“İklim Değil İnsanlık Krizi” kitabı için “Konu ne kadar karmaşık olursa, geniş kitleler tarafından anlaşılması ve kabul edilmesi de o kadar zor oluyor. Ben bu karmaşayı, iletişimci lensinden çok daha basit ve anlaşılabilir yazılara dökerek daha net bir çerçeveye oturtmaya çalıştım” diyor Yapı Kredi Kurumsal İletişim Direktörü Arda Öztaşkın… Sarsıcı gerçekleri yalınlıkla anlatan kitap, odağına sürdürülebilirliği alan marka ve iletişimciler için de tam bir kılavuz niteliğinde. “Bilim insanları görevini yaptı, sıra iletişimcilerde!” diyen Öztaşkın ile hem iklim krizinin yalın gerçeklerini hem de iletişimcilerin çözüm yolundaki sorumluluklarını konuştuk…
“İklim Değil İnsanlık Krizi” kitabını yazma fikri nasıl çıktı ortaya? Sizi kitabı yazmaya iten nedenler neler oldu?
Yola aslında kitap yazmak için çıkmadım. Kitap kendi öğrenme sürecimin bir çıktısı oldu.
Ekonomi, insan, gezegen odaklı sürdürülebilirlik gündemi hem biz bireyleri varoluşsal olarak hem de mevcut ekonomik sistemi sebep-sonuç ve dönüşüm gibi meselelerle son derece yakından ilgilendiriyor.
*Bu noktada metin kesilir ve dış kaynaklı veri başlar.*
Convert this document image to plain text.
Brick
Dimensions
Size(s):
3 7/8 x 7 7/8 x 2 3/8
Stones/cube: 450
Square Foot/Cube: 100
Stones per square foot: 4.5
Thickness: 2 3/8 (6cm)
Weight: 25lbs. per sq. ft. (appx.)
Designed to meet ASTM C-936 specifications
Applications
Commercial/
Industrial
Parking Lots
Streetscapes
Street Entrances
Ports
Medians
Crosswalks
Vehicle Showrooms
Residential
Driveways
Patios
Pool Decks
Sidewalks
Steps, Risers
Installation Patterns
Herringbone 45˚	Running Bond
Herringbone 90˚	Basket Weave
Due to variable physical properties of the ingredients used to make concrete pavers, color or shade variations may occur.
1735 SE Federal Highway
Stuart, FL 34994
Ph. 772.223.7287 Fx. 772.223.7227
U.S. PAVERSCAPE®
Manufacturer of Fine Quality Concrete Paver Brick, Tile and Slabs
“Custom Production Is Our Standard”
İnsanlık zor bir kıskacın içinde. Bir yanda artık kaynaklarının sonsuzcasına tüketilmesine tepki veren gezegenimiz, diğer yanda artan nüfus ve katlanan tüketme hırsıyla iyice sağlıksız noktaya gelen üretim ve tüketim pratiklerimiz, jeopolitik sorunlar, ekonomik sıkışma, çözemediğimiz temel insanlık konuları; toplumsal cinsiyet eşitliği, insanca yaşam, özgürlükler, farklı coğrafyalarda göz ardı edilen dramlar, bir de iyi ya da kötü tarafta tüm bunları kaldıraçlayan teknolojik gelişmeler…
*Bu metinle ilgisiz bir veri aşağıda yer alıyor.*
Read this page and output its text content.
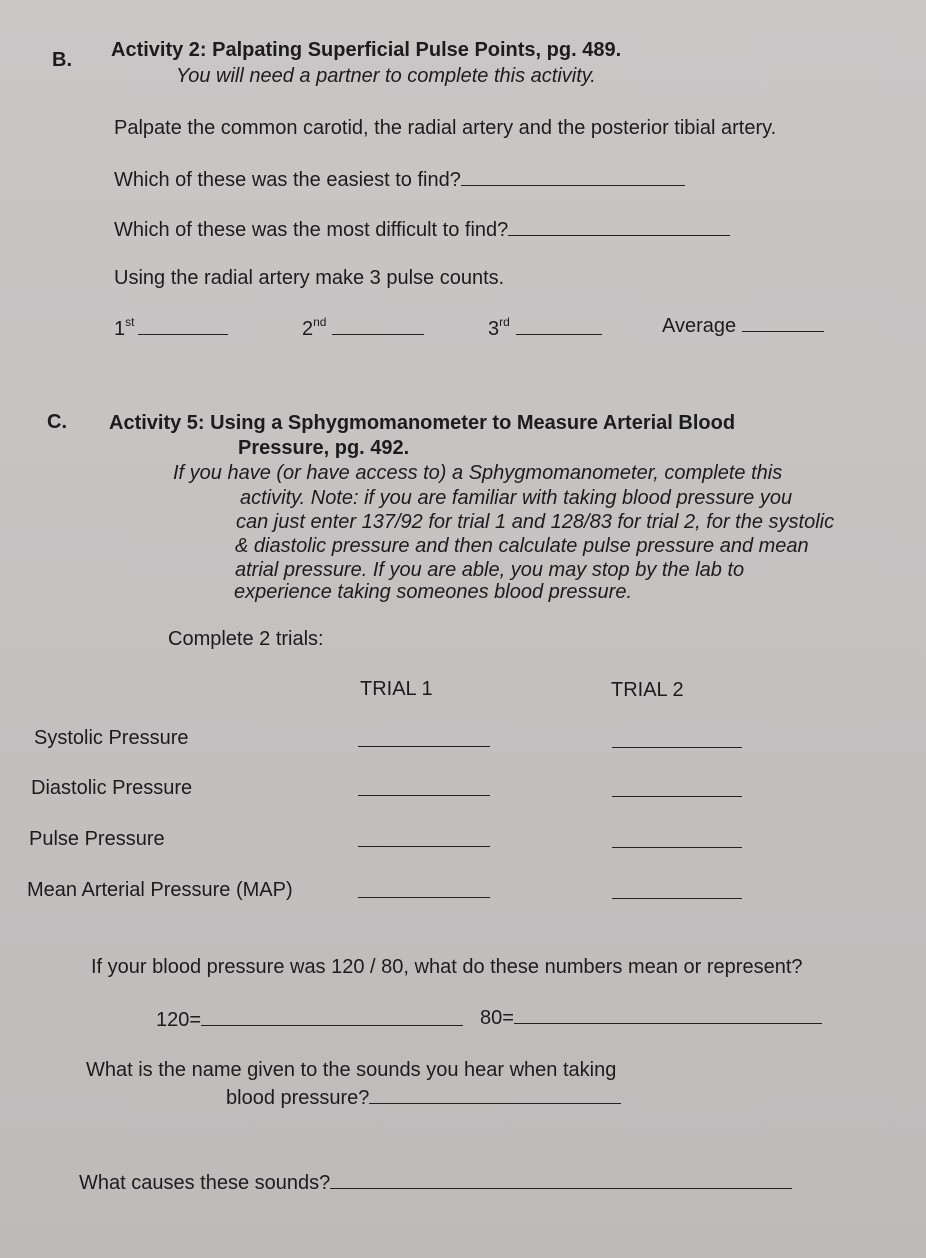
B. Activity 2: Palpating Superficial Pulse Points, pg. 489.
You will need a partner to complete this activity.
Palpate the common carotid, the radial artery and the posterior tibial artery.
Which of these was the easiest to find?
Which of these was the most difficult to find?
Using the radial artery make 3 pulse counts.
1st	2nd	3rd	Average
C. Activity 5: Using a Sphygmomanometer to Measure Arterial Blood
Pressure, pg. 492.
If you have (or have access to) a Sphygmomanometer, complete this
activity. Note: if you are familiar with taking blood pressure you
can just enter 137/92 for trial 1 and 128/83 for trial 2, for the systolic
& diastolic pressure and then calculate pulse pressure and mean
atrial pressure. If you are able, you may stop by the lab to
experience taking someones blood pressure.
Complete 2 trials:
TRIAL 1	TRIAL 2
Systolic Pressure
Diastolic Pressure
Pulse Pressure
Mean Arterial Pressure (MAP)
If your blood pressure was 120 / 80, what do these numbers mean or represent?
120=	80=
What is the name given to the sounds you hear when taking
blood pressure?
What causes these sounds?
Son dönemin moda kavramı gibi algılanmasına rağmen aslında sürdürülebilirlik birbiriyle ilişkili bu kapsamlı konuların geniş bir ekosistem olarak yönetimi açısından kritik önemde. Yani, sadece ağaç, çevre hassasiyeti meselesi değil. Son derece rasyonel ve insanlık adına da yaşamsal.
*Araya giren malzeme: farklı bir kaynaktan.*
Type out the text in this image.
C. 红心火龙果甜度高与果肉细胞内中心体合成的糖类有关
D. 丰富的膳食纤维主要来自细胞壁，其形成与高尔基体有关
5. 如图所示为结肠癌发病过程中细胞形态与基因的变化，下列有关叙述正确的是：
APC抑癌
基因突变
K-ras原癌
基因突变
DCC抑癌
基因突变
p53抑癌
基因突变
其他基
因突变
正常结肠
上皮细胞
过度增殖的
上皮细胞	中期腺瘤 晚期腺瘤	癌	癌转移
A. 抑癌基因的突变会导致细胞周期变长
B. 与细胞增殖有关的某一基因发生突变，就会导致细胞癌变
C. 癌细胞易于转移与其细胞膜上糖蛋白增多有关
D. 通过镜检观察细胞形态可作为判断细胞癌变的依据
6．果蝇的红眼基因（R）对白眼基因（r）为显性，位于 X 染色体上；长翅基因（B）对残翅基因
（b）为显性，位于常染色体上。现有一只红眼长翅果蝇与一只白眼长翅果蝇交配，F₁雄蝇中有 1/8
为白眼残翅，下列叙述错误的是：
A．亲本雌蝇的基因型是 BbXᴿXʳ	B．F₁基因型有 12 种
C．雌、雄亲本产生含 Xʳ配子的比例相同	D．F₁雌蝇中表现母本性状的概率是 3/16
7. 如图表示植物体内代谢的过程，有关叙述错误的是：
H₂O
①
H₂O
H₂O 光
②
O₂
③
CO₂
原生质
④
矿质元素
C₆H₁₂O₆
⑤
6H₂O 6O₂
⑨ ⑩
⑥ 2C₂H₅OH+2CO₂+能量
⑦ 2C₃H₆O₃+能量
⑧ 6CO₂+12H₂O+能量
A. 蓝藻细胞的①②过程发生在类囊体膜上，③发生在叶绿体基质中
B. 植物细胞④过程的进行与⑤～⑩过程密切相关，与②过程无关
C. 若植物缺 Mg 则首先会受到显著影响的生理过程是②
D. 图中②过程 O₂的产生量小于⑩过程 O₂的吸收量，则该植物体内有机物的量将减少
Tüm bu boyutlarıyla sürdürülebilirlik son derece karmaşık ve derin. Konunun her yönüyle ele alınması ve böylece sağlıklı yönetilmesi için tüm dikeylerde meseleye hâkim olmak, onun için de çok okumak ve araştırmak gerekiyor. Ben de böyle başladım. Hem kurumumda yönettiğim sorumlulukları daha doğru ve etkin yerine getirebilmek hem de bir birey olarak gerçek sorumluluklarımın farkında olabilmek için.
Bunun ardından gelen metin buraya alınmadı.